Model pool (SPEC §6.3 — as amended by A3, A4)

Ten models stratified by tier: 3 reasoning models (qwen3.6-flash, deepseek-v4-flash, minimax-m2.5) receiving reasoning: {effort: "high"}, and 7 non-reasoning models. Same 10 models serve as both subjects and judges (cross-judge matrix); judges from the reasoning tier run with reasoning: {exclude: true}. Self-judgments (judge family matches subject family) are excluded from primary CQS computation.

Primary statistical criterion (SPEC §9)

The pre-registered headline result is a Kruskal–Wallis omnibus test on CQS_craft across the 9 preambles, with a mixed-effects model CQS_craft ~ preamble + (1|model) + (1|task) as the secondary contrast, plus bootstrap CIs on per-condition means. The hypothesis is supported if KW p < 0.05 in at least one of {pooled, non-reasoning sub-pool, reasoning sub-pool} stratifications.

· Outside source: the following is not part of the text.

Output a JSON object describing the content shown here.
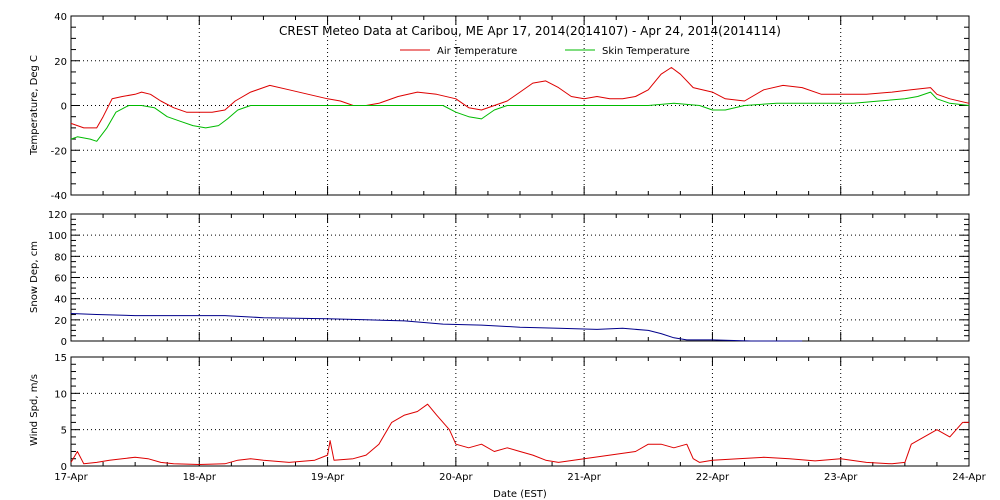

Other locked items (SPEC §7)

  • Self-judgment exclusion for primary CQS, with the self-vs-cross delta reported as an F3-style hygiene check.
  • Power floor: any condition with <60 valid post-attrition samples is flagged; conclusions restricted to conditions clearing 100.
  • Extraction fidelity: failed extractions are logged and excluded, never scored as zero.
  • Reproducibility: seeds, temperature, model versions, and preamble text hashes persisted with every generation record.

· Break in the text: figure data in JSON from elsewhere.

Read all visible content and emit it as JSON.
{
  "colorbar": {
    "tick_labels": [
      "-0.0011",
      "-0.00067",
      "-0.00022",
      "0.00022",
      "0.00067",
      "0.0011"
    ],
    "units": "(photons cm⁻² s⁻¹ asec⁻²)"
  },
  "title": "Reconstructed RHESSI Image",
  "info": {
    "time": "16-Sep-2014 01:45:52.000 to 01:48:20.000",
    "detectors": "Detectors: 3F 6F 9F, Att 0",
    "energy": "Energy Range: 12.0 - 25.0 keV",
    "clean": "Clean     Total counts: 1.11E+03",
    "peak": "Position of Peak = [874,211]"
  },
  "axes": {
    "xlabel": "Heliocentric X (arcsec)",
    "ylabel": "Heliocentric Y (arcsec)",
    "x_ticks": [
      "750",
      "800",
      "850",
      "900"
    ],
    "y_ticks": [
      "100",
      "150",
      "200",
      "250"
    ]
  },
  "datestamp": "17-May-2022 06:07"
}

How amendments are handled

SPEC §7 establishes the boundary explicitly:

§6.1 (conditions), §6.2 (task IDs), §6.5 (metric formula and weights) are locked at the start of generation. Any amendment after generation begins must be logged as a documented pre-registration drift event with rationale.

In practice, pre-flight discovery (Phases A–D before the main run) surfaced several issues that required design changes. Each change is documented as an Amendment entry in SPEC_V2.md §12 — never silently edited into the spec. Each amendment names:

  1. The trigger — what was empirically discovered.
  2. The change — what was modified in which SPEC section.
  3. The rationale — why the change is more faithful to the hypothesis than the original design.
  4. (Where relevant) the verification — pre-flight evidence the new design works.

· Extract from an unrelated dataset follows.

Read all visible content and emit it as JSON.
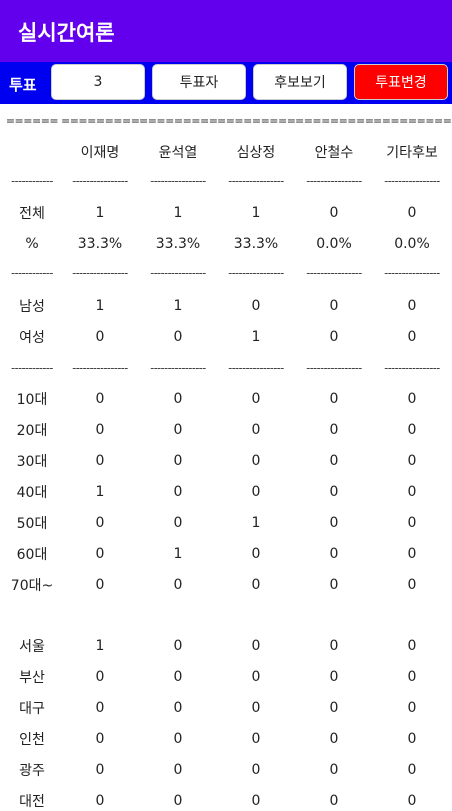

Five amendments (A1–A5) were filed during pre-flight. See Amendments for the full inventory. No amendments were filed after the main run began.

Why this matters

Without a pre-registered metric and rubric, the rubric redesign in Amendment A1 would look like p-hacking — swapping in dimensions that respond to preambles after seeing which ones don't. The amendment log makes it visible that the rubric was redesigned before the main run in response to a specific empirical failure (Phase D prevalence audit: 0 of 11 original dimensions active), and the redesign was itself validated by a pre-flight re-probe (Phase D2: 9 of 9 new dimensions active under the multi-judge panel).

The ml-lab debate protocol and the append-only investigation log are the two mechanisms that keep the pre-registration boundary honest: every spec edit is paired with a logged event that names the trigger and the verification.